Scot Gardiner’s departure from Dundee marks the end of over two eventful and, at times, stormy years as chief executive.
Gardiner, who’d formerly worked for Rangers and Spurs, joined up in 2012 with the Dark Blues still battling for survival in the wake of a second period in administration in less than a decade.
He was appointed by the board to provide experience and a hands on approach to the day-to-day running of a club that was now owned by the fans. For a time, things ran smoothly. Having staved off relegation in 2011, despite a 25- point penalty for going into administration, Dundee finished a creditable second to Ross County in the 2011-12 campaign.
That achievement by manager Barry Smith was to prove vital. When Rangers dropped out of the SPL because of their financial crisis, the Dens men were invited to step up to the top flight.
While that provided an opportunity to re-establish the team at the highest level, with only a few weeks between the news and the start of the season it was an impossible task. By then it was also clear Gardiner’s relationship with a section of the support, some of whom backed the club financially, was strained.
That situation did not improve early last year when, with the team adrift at the bottom of the league, the decision was taken to sack Barry Smith. Tasked with finding a replacement, Gardiner came up with John Brown.
Although a popular player for Dundee during the mid-1980s, “Bomber’s” name was synonymous with Rangers and the struggle by fans there to grab a larger say in the running of their club. That and the fact no other candidates seemed to have been interviewed, caused uproar among fans.
He rode that storm out but there’s no question the chief executive’s reputation had taken another battering. Matters were not helped when a fall-out between the new boss and long-serving Rab Douglas led to the keeper quitting a club where he enjoyed legendary status.

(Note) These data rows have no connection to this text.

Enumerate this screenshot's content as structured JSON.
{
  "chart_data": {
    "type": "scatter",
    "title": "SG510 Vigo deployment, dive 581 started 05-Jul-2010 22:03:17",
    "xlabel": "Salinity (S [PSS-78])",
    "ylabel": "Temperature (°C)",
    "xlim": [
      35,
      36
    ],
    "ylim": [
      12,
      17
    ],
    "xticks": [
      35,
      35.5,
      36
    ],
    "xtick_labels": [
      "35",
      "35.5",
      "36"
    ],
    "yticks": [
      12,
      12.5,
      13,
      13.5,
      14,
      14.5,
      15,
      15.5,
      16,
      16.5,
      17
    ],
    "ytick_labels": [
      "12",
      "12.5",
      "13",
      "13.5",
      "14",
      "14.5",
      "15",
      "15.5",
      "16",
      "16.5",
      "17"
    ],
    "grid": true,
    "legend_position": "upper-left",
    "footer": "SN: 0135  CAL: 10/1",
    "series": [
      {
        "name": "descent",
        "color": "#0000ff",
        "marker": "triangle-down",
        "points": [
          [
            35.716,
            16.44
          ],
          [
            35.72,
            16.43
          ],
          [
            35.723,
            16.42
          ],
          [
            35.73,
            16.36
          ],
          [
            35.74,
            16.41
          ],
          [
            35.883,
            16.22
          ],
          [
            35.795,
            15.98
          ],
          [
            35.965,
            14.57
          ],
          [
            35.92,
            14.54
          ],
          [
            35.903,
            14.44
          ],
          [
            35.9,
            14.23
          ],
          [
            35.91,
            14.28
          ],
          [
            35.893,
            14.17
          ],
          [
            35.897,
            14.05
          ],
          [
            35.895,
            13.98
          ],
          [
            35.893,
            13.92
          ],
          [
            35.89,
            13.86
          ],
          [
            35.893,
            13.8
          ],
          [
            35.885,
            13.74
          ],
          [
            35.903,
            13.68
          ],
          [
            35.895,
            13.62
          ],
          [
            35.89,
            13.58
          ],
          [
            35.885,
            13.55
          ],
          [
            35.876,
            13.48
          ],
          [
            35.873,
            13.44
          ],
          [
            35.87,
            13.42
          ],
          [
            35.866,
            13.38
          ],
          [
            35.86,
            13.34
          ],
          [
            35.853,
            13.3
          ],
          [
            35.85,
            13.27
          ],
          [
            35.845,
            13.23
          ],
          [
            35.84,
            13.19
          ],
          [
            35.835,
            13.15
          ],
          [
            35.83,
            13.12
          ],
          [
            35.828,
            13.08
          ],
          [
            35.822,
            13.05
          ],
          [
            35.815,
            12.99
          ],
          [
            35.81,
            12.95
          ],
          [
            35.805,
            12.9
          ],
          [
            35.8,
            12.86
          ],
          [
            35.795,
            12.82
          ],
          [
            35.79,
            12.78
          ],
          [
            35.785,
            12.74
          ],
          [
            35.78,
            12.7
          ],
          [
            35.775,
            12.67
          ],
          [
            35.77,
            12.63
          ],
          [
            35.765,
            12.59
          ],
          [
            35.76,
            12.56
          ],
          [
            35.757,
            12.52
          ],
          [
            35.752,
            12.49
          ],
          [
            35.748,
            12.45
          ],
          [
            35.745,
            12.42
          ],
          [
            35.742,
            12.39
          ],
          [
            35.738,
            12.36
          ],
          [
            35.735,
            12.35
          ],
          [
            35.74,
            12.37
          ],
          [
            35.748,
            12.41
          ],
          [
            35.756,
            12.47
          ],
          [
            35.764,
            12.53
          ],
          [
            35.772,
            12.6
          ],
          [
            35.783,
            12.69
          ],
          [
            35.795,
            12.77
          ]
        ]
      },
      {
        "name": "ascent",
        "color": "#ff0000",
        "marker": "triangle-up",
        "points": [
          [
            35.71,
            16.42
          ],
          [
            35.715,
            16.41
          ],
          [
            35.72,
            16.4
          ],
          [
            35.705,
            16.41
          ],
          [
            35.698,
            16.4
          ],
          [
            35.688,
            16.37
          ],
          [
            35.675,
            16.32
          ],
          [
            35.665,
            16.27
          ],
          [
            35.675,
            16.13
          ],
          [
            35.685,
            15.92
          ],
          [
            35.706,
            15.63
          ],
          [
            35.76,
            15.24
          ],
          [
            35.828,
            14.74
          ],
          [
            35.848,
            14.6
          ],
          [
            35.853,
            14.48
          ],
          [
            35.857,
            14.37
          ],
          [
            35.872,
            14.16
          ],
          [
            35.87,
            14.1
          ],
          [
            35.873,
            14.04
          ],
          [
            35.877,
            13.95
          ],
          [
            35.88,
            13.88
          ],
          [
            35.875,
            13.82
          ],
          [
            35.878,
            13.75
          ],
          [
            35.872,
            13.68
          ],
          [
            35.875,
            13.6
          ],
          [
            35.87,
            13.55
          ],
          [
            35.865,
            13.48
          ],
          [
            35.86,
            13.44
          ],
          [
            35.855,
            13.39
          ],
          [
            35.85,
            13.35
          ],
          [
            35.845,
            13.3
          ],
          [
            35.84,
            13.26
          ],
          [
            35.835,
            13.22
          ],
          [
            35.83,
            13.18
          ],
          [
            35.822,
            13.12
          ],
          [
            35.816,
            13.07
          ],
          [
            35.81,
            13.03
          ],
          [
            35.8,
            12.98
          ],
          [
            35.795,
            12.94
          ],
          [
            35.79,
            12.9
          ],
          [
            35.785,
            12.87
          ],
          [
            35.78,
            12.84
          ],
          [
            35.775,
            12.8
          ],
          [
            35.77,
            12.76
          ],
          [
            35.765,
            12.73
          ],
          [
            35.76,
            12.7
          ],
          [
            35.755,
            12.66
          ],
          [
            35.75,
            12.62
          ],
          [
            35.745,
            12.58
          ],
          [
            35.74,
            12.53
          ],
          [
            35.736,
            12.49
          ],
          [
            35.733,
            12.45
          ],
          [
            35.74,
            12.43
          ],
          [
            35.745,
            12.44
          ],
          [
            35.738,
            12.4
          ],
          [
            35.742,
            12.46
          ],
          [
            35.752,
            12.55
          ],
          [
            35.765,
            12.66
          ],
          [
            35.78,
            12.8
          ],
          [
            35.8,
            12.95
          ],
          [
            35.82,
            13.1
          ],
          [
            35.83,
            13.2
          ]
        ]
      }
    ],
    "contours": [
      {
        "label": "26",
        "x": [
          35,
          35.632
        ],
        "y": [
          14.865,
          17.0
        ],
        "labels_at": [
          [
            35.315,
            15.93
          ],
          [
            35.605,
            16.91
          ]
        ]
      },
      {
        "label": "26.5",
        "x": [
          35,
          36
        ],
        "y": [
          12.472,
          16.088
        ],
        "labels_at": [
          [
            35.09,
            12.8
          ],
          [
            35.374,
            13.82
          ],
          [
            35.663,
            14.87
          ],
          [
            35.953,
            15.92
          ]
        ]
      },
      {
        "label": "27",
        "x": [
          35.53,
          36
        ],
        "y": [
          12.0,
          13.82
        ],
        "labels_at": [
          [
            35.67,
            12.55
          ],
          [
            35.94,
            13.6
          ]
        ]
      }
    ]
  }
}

Behind the scenes, Gardiner was involved in more controversy as benefactor Bill Colvin and fellow-directors Steve Martin and Ian Crighton made it clear they felt the way forward was to accept an offer of partnership from American millionaire Tim Keyes that would see control taken away from the supporters.
Ironically, it was what the rank-and-file fans wanted and, although last summer their representatives on the board bowed to those wishes, they felt they’d appointed a chief executive who had sided with the new owners instead of remaining neutral.
If he did, Gardiner and many others would argue he was acting in Dundee’s best interests and promotion back to the Premiership last season would seem to bear that out.
What’s undeniable is that it was another stormy episode during his time as chief executive and left him with more enemies.
That he should depart Dens at a time when, on the surface at least, things seem to be on the up and running more smoothly than for a number of years is also ironic.
The appointment of Brown as manager ultimately did not work out.
But Gardiner did play a big role in bringing Hartley in. With him in charge of the team, a top-flight return has been secured and a string of impressive signings has been made. And, while opinions in Dundee are mixed, his time there might be remembered more fondly elsewhere.
He was a major driving force behind the moves that led to the merger of the SPL and SFL and, when some lower division clubs attempted to sabotage that marriage at the eleventh hour, his swift reaction helped save the day and secure a one-body league set-up.
Even then, he came in for criticism from some Dark Blues that he was spending too much time looking at the bigger picture and not concentrating enough on Dundee Football Club.